Smart television sets are the primary way most Americans are watching streaming video content at home, according to new consumer data released by Parks Associates on Tuesday.
The data originates from the company’s proprietary Tech Ecosystem Consumer Insights Dashboard, which is being previewed by Parks Associates during the Consumer Electronics Show (CES) in Las Vegas this week.
According to Parks Associates, 61 percent of streaming video consumption occurs on a smart TV, with Samsung having a commanding 34 percent share of smart TVs found in American homes. Roku is in second place with its own 28 percent share, but competition is heating up from other companies, including LG and Vizio, Parks Associates noted.

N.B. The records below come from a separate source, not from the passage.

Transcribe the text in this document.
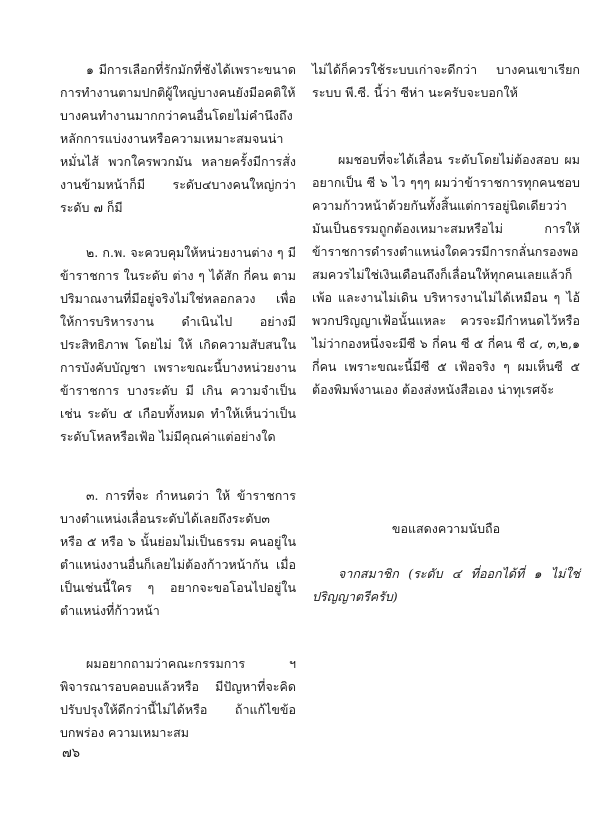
๑ มีการเลือกที่รักมักที่ชังได้เพราะขนาดการทำงานตามปกติผู้ใหญ่บางคนยังมีอคติให้บางคนทำงานมากกว่าคนอื่นโดยไม่คำนึงถึงหลักการแบ่งงานหรือความเหมาะสมจนน่าหมั่นไส้ พวกใครพวกมัน หลายครั้งมีการสั่งงานข้ามหน้าก็มี ระดับ๔บางคนใหญ่กว่าระดับ ๗ ก็มี

๒. ก.พ. จะควบคุมให้หน่วยงานต่าง ๆ มีข้าราชการ ในระดับ ต่าง ๆ ได้สัก กี่คน ตาม ปริมาณงานที่มีอยู่จริงไม่ใช่หลอกลวง เพื่อให้การบริหารงาน ดำเนินไป อย่างมี ประสิทธิภาพ โดยไม่ ให้ เกิดความสับสนในการบังคับบัญชา เพราะขณะนี้บางหน่วยงาน ข้าราชการ บางระดับ มี เกิน ความจำเป็น เช่น ระดับ ๕ เกือบทั้งหมด ทำให้เห็นว่าเป็นระดับโหลหรือเฟ้อ ไม่มีคุณค่าแต่อย่างใด

๓. การที่จะ กำหนดว่า ให้ ข้าราชการ บางตำแหน่งเลื่อนระดับได้เลยถึงระดับ๓ หรือ ๕ หรือ ๖ นั้นย่อมไม่เป็นธรรม คนอยู่ในตำแหน่งงานอื่นก็เลยไม่ต้องก้าวหน้ากัน เมื่อเป็นเช่นนี้ใคร ๆ อยากจะขอโอนไปอยู่ในตำแหน่งที่ก้าวหน้า

ผมอยากถามว่าคณะกรรมการ ฯ พิจารณารอบคอบแล้วหรือ มีปัญหาที่จะคิดปรับปรุงให้ดีกว่านี้ไม่ได้หรือ ถ้าแก้ไขข้อบกพร่อง ความเหมาะสม

ไม่ได้ก็ควรใช้ระบบเก่าจะดีกว่า บางคนเขาเรียกระบบ พี.ซี. นี้ว่า ซีห่า นะครับจะบอกให้

ผมชอบที่จะได้เลื่อน ระดับโดยไม่ต้องสอบ ผมอยากเป็น ซี ๖ ไว ๆๆๆ ผมว่าข้าราชการทุกคนชอบความก้าวหน้าด้วยกันทั้งสิ้นแต่การอยู่นิดเดียวว่ามันเป็นธรรมถูกต้องเหมาะสมหรือไม่ การให้ข้าราชการดำรงตำแหน่งใดควรมีการกลั่นกรองพอสมควรไม่ใช่เงินเดือนถึงก็เลื่อนให้ทุกคนเลยแล้วก็เพ้อ และงานไม่เดิน บริหารงานไม่ได้เหมือน ๆ ไอ้พวกปริญญาเฟ้อนั้นแหละ ควรจะมีกำหนดไว้หรือไม่ว่ากองหนึ่งจะมีซี ๖ กี่คน ซี ๕ กี่คน ซี ๔, ๓,๒,๑ กี่คน เพราะขณะนี้มีซี ๕ เฟ้อจริง ๆ ผมเห็นซี ๕ ต้องพิมพ์งานเอง ต้องส่งหนังสือเอง น่าทุเรศจ้ะ

ขอแสดงความนับถือ

จากสมาชิก (ระดับ ๔ ที่ออกได้ที่ ๑ ไม่ใช่ ปริญญาตรีครับ)

๗๖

“Smart TVs are the default way consumers access video, and so the OS (operating system) has become the central point of competition,” said Jennifer Kent, a Senior Vice President and Principal Analyst at Parks Associates. “Samsung’s leadership reflects the strategic value of platform scale, particularly as advertising, subscriptions and service integration move directly into the TV interface.”
In other words, Americans have grown accustom to streaming content from popular video services using the apps available on their smart TVs, rather than purchasing a standalone device like a Roku, Amazon Fire TV stick or Apple TV — and the manufacturers that are able to ship the most-popular smart TVs on the market are the ones who stand to capitalize long-term from advertisements sold against their home screen and subscriptions sold within their ecosystem.
That doesn’t mean streaming media players are on their way out, or that Americans aren’t using them: 30 percent of video consumption took place on a streaming device like a stick or puck sold by Roku or Amazon, while gaming consoles accounted for 7 percent — an indication that some streamers are satisfied with switching inputs to watch Internet-delivered content on older, non-smart TVs.